Rachael and Edi both lived in Queensland. Curtis was the only sibling she saw regularly, even though Ryan lived close by. Yet with both parents gone, Ruby felt some familial drive to bring everyone together for Christmas lunch, even if a year had passed since they last spoke. No matter what, it was better to gather family than to deny them. But after the royal commission and the media attention, it wasn’t a usual Christmas.
‘Conrad, Alex and I did,’ Ruby said.
‘Did you? And how did you find the sermon, Conrad?’
Conrad cleared his throat. ‘We go for the community and the ceremony of it all – you know that.’
Ryan scratched turkey meat off his drumstick, spiked it with his fork and then mashed peas against it. ‘But what did you think of the prayers that were offered? And the hymns? Did you join in?’

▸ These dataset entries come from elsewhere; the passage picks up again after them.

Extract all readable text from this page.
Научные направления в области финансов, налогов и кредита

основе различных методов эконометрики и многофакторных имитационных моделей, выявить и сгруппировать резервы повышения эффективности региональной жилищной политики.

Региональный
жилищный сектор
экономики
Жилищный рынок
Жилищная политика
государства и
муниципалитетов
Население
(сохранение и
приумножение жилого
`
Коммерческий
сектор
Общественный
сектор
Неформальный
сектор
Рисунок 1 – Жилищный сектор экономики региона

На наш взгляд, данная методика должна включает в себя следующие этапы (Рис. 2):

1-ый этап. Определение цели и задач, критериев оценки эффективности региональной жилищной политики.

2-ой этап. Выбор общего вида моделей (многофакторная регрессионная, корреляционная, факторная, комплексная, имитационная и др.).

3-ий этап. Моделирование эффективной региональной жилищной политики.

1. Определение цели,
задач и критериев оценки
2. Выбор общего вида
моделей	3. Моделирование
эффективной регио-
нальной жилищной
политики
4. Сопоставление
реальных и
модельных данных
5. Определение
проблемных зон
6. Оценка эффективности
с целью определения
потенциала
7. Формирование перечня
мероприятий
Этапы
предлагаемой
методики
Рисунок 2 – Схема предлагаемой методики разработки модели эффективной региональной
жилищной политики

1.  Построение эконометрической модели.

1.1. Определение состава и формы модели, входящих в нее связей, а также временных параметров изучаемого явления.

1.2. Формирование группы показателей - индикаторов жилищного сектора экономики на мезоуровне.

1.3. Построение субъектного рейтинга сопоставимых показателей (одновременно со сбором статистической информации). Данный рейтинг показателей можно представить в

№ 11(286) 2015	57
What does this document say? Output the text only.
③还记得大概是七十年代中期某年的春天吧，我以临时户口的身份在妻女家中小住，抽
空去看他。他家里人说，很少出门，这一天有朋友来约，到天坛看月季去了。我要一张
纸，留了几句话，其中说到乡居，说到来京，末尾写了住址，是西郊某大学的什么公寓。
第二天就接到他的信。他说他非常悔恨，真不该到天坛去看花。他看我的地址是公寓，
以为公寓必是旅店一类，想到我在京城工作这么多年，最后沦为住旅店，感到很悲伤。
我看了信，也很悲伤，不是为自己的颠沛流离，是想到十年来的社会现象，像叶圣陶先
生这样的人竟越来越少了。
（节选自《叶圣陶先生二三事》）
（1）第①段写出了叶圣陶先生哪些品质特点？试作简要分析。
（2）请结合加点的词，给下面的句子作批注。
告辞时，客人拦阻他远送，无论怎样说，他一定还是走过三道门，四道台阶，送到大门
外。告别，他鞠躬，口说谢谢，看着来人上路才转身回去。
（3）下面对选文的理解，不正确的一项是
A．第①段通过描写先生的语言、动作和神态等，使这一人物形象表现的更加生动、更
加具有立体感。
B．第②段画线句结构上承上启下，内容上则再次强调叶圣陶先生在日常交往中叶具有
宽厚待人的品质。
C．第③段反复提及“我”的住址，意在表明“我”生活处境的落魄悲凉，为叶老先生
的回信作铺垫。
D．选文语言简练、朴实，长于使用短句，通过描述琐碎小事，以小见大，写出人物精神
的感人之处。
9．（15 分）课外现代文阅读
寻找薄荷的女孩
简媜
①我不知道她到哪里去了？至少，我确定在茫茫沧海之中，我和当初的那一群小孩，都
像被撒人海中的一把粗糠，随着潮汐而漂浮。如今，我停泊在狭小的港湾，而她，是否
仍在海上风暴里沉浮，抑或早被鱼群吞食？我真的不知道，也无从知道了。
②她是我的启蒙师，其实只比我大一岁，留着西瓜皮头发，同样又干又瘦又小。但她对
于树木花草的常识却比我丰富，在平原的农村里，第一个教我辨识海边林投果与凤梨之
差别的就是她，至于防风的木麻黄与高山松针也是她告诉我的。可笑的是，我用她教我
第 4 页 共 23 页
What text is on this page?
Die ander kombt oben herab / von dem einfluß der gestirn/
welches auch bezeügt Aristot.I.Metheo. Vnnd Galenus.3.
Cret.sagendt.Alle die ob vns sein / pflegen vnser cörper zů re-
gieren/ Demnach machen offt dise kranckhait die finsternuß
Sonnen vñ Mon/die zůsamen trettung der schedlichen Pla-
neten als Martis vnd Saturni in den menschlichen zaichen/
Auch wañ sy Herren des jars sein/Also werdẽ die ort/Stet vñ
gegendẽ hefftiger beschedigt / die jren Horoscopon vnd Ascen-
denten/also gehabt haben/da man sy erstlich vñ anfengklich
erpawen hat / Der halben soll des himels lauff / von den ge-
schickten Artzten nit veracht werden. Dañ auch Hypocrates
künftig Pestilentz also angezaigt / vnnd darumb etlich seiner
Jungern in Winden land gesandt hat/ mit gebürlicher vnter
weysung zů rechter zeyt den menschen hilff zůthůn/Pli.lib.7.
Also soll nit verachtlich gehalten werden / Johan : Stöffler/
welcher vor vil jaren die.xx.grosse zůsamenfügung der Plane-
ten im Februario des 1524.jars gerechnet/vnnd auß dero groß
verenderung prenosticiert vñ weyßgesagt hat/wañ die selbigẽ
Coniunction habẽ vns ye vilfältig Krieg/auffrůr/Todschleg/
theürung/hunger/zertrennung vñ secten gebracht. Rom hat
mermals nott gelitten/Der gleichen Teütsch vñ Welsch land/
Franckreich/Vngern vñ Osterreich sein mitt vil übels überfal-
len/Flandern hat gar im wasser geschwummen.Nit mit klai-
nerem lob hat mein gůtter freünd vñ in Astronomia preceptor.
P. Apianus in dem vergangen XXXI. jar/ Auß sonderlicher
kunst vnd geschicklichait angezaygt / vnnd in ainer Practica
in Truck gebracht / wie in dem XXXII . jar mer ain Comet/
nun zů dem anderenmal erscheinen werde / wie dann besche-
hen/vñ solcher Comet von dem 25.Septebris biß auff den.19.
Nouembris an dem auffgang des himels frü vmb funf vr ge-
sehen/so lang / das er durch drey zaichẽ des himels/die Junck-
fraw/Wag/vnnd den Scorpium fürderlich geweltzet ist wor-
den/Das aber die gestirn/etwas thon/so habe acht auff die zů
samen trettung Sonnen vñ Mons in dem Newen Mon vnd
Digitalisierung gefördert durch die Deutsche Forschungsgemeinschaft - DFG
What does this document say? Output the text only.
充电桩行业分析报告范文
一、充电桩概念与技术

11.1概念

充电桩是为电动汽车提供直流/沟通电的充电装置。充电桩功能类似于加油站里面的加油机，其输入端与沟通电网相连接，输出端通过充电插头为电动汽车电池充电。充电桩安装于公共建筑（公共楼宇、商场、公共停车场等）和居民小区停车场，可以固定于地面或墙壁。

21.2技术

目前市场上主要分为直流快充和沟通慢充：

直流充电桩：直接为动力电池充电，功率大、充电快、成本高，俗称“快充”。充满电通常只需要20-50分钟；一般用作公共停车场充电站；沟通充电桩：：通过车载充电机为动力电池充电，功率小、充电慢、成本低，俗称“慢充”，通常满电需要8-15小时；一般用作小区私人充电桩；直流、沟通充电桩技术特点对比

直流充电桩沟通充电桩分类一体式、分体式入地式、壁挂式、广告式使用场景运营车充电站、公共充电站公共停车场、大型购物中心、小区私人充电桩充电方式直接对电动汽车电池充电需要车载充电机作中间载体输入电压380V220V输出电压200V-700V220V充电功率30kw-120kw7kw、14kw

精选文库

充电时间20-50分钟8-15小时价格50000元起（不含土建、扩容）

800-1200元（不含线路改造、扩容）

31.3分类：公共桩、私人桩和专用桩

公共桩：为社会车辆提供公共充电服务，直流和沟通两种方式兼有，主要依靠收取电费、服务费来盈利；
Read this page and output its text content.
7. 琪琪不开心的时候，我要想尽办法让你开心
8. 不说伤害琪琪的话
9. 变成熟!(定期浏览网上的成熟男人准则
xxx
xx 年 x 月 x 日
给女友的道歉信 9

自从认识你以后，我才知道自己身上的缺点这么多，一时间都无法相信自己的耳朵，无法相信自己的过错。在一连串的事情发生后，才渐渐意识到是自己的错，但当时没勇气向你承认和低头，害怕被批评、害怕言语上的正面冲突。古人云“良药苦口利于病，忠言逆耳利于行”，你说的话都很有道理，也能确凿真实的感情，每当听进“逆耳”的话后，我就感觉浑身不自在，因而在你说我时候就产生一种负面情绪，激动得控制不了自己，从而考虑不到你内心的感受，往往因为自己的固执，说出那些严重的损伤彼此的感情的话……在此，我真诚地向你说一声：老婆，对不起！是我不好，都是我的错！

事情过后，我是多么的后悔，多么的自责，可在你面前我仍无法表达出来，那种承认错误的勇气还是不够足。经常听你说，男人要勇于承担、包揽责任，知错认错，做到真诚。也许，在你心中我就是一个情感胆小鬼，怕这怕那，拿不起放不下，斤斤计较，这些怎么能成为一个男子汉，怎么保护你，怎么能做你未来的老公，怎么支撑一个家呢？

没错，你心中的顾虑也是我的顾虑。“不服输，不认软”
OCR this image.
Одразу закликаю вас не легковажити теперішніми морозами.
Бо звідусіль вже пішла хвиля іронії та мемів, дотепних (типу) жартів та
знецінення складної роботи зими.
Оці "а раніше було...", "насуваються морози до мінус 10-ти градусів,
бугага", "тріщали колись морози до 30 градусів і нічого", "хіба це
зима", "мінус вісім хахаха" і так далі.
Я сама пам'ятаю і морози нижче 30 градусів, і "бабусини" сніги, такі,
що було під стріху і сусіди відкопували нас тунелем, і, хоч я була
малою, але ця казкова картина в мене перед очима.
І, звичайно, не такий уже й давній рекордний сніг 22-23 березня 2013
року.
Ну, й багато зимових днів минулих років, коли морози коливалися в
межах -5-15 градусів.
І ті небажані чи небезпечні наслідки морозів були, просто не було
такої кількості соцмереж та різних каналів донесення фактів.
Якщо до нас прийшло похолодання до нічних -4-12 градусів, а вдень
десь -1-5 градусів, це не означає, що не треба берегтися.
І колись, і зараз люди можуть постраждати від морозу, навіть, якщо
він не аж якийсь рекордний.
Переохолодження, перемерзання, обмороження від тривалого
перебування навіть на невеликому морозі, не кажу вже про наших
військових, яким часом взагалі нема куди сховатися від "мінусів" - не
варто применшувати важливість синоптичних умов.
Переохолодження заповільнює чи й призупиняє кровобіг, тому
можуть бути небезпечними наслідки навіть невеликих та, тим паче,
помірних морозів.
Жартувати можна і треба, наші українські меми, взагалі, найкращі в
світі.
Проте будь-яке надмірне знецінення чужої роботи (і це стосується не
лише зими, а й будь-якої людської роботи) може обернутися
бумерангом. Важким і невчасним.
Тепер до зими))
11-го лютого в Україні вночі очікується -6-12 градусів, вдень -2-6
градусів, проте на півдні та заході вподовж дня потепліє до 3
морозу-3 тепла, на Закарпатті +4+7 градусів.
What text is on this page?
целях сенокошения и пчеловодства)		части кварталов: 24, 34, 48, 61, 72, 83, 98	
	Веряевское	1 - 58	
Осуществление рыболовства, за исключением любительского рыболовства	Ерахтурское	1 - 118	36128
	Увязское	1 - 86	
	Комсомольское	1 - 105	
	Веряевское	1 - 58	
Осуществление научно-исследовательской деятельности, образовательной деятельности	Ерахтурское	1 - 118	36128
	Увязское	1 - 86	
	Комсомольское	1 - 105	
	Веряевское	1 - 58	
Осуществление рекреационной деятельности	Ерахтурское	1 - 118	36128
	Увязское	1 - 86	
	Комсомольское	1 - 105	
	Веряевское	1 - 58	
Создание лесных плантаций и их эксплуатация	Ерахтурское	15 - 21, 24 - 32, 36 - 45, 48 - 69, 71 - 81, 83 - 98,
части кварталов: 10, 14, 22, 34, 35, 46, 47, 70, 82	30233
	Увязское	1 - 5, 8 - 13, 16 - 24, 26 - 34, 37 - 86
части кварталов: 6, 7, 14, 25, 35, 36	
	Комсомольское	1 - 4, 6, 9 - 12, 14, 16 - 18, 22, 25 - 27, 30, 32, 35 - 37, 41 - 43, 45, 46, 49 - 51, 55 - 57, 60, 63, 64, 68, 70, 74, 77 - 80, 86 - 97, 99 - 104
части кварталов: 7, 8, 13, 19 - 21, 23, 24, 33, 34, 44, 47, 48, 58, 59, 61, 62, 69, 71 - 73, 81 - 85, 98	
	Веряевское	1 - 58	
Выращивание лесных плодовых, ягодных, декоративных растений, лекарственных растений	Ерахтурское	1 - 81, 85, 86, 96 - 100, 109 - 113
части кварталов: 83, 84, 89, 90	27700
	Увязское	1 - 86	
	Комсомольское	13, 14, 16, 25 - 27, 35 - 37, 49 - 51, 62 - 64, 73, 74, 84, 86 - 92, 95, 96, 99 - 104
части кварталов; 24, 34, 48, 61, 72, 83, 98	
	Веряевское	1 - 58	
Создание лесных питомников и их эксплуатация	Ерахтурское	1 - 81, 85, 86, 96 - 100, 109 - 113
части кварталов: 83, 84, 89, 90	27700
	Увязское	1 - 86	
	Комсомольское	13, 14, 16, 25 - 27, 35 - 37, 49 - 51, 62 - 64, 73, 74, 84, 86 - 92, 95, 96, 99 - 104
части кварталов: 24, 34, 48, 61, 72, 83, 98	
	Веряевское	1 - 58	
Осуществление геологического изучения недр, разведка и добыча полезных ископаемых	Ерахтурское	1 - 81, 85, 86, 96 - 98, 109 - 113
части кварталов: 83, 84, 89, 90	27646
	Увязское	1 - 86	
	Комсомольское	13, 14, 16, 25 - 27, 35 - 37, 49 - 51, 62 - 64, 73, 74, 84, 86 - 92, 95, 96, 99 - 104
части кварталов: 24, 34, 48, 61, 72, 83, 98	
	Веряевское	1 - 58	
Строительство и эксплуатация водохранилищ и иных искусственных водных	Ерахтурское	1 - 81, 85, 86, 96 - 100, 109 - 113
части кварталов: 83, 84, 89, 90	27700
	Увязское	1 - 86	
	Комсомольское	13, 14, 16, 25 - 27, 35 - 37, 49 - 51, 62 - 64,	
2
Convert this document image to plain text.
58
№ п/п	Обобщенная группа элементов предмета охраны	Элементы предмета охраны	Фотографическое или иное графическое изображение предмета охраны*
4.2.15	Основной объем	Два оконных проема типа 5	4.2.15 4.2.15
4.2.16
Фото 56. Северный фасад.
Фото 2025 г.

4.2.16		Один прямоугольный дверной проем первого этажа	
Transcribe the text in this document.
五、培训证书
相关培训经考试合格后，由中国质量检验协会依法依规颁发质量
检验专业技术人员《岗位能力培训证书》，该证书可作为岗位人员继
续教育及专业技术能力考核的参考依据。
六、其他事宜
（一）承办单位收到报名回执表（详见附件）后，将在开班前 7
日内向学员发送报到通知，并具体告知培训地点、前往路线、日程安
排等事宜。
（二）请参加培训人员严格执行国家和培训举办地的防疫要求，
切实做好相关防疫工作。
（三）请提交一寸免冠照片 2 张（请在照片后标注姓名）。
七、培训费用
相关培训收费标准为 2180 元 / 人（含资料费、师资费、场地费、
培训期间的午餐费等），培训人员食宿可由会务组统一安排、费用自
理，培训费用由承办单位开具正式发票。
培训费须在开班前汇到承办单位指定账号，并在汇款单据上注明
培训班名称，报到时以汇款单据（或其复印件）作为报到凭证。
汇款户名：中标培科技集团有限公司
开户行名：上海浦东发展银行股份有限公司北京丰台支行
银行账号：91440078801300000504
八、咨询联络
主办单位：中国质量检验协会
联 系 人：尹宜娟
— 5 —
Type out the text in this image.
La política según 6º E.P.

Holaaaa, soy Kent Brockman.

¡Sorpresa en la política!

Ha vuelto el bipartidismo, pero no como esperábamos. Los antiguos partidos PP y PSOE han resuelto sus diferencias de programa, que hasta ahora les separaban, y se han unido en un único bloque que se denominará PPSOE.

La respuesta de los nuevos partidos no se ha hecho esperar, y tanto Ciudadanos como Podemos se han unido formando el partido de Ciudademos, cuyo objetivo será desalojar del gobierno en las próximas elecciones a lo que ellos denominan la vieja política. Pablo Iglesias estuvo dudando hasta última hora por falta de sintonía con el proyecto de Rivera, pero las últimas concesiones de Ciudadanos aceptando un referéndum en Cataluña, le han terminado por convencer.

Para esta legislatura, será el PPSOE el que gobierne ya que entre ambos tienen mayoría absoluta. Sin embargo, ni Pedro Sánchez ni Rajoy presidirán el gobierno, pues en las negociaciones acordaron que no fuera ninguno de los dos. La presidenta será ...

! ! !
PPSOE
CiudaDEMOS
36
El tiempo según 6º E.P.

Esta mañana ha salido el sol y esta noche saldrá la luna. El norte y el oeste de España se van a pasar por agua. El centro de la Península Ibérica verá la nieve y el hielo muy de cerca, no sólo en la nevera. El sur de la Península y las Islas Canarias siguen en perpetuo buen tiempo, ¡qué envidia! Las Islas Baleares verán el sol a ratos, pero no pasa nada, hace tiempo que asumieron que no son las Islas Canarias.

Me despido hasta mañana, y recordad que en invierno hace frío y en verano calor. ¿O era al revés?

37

Ruby picked up her glass and emptied it past halfway in one mouthful.
Maggie squared up to her husband. ‘Don’t you get on your soapbox.’
Ryan pushed his chin towards Conrad. ‘Is there a better time to sing?’
Ruby snorted. ‘Parties, birthdays, rallies. In the bloody shower.’ She drained her glass and scanned around for the bottle.
‘I’m not one for singing at the best of times,’ Conrad said.
As she retrieved the champagne from the sideboard, Ruby stared at her brother’s salt-and-pepper hair, his broad forehead and green eyes, all of which she shared, along with his love of a stoush. In her, though, they were attractive traits, or so Conrad said.